La selva è un intrico di alberi, piante e tronchi caduti, foglie e rami secchi, zone pantanose e guadi in un territorio “ondulato” tra canali, abbastanza luminosa ma in ombra, umida.

Ci sono miliardi di insetti. A parte le formiche di tutte le dimensioni che, appena ti fermi, iniziano a salirti addosso ed entrare sotto i vestiti, è un continuo svolazzare di zanzare di tutte le dimensioni.

Ogni tanto passa una farfalla colorata bellissima, ma troppo rapida per essere fotografata.

Il giorno dopo andiamo in un villaggio dove vive una cugina della nostra guida. Ci offrono il pranzo e Luca assaggia il capibara alla brace! Lungo il tragitto vediamo un paio di uccelli colorati e molte farfalle (anche trasparenti). Ammiriamo un albero “ceiba” imponente. Gli animali più grandi non si fanno vedere (scimmie, bradipi ecc…), spesso vediamo muoversi le fronde intorno a noi, significa che sono passate le scimmie, e ci stanno osservando.

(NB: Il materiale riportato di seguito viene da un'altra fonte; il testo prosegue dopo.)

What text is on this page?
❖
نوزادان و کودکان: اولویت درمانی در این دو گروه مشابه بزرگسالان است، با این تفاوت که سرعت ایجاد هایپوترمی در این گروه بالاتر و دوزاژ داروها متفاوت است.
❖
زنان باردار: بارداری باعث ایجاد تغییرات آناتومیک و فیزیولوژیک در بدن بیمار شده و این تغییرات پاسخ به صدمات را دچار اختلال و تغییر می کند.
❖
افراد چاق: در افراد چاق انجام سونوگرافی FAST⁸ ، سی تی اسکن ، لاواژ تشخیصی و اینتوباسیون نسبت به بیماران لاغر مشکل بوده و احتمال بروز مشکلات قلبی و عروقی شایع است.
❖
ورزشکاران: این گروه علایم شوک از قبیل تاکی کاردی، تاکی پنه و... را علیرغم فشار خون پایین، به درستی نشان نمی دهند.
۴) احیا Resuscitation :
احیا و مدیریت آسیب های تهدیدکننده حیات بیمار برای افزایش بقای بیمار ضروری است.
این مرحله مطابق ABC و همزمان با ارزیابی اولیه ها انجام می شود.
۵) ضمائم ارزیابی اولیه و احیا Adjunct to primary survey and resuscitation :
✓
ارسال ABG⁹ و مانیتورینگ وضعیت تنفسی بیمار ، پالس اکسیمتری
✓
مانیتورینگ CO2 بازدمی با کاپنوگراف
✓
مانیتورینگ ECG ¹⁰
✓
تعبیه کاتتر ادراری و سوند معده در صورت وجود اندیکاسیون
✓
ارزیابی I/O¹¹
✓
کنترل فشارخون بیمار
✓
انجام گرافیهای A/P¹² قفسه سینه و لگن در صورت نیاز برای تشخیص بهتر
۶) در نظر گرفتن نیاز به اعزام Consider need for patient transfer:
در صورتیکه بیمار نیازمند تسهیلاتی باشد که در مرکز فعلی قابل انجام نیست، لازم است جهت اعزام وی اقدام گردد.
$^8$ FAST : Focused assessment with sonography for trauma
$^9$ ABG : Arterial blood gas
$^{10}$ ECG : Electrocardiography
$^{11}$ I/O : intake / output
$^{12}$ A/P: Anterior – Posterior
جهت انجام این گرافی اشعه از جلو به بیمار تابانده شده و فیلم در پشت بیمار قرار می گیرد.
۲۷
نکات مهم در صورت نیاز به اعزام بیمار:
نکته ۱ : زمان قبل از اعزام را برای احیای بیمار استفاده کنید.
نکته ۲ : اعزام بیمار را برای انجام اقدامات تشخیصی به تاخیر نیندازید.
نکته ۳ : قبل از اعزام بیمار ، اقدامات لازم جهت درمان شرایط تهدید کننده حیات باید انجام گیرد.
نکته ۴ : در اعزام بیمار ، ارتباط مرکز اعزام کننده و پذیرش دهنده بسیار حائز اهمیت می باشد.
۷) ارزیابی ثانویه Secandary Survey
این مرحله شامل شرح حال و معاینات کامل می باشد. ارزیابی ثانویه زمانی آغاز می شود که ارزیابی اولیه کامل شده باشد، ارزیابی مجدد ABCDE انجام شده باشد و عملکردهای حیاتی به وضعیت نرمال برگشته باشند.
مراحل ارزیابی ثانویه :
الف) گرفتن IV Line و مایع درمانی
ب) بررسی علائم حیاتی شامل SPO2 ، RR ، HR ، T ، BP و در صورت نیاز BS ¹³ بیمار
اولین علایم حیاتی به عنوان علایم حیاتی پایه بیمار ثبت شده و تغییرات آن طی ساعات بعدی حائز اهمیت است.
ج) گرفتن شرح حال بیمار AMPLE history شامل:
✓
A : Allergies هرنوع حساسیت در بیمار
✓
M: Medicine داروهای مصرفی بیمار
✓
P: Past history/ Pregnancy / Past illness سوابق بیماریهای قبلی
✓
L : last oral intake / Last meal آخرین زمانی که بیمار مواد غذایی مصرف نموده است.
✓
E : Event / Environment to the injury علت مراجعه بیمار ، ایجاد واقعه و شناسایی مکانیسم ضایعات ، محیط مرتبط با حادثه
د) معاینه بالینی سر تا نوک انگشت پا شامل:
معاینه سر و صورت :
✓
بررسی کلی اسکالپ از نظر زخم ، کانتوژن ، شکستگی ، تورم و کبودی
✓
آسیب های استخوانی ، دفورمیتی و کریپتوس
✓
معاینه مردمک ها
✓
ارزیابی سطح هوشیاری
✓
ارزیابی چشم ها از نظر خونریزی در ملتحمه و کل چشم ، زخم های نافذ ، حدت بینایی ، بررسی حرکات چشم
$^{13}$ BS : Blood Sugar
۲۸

La guida ci spiega che queste comunità locali sono totalmente isolate e devono provvedere a tutte le necessità da sole. Purtroppo i bambini hanno segni di malnutrizione (pancia gonfia).

Il giorno successivo ultima scarpinata nel fango, zaino in spalla, per tornare verso la civiltà. Vediamo le famose formiche tagliafoglie: uno spettacolo della natura! Poi altra oretta di canoa e altra tappa al paesello con ristorante (comune di Los Rios).
In paese (sta tutto davanti a noi), il governo sta distribuendo il kit del perfetto contadino (pala, escavatore, un machete) per incentivare la produzione agricola. 3 ore di bus + camion e siamo di nuovo a Misahuallì. Il tempo di cambiarci i pantaloni incrostati di fango, restituire gli stivali e pagare e possiamo ripartire con il bus per Tena.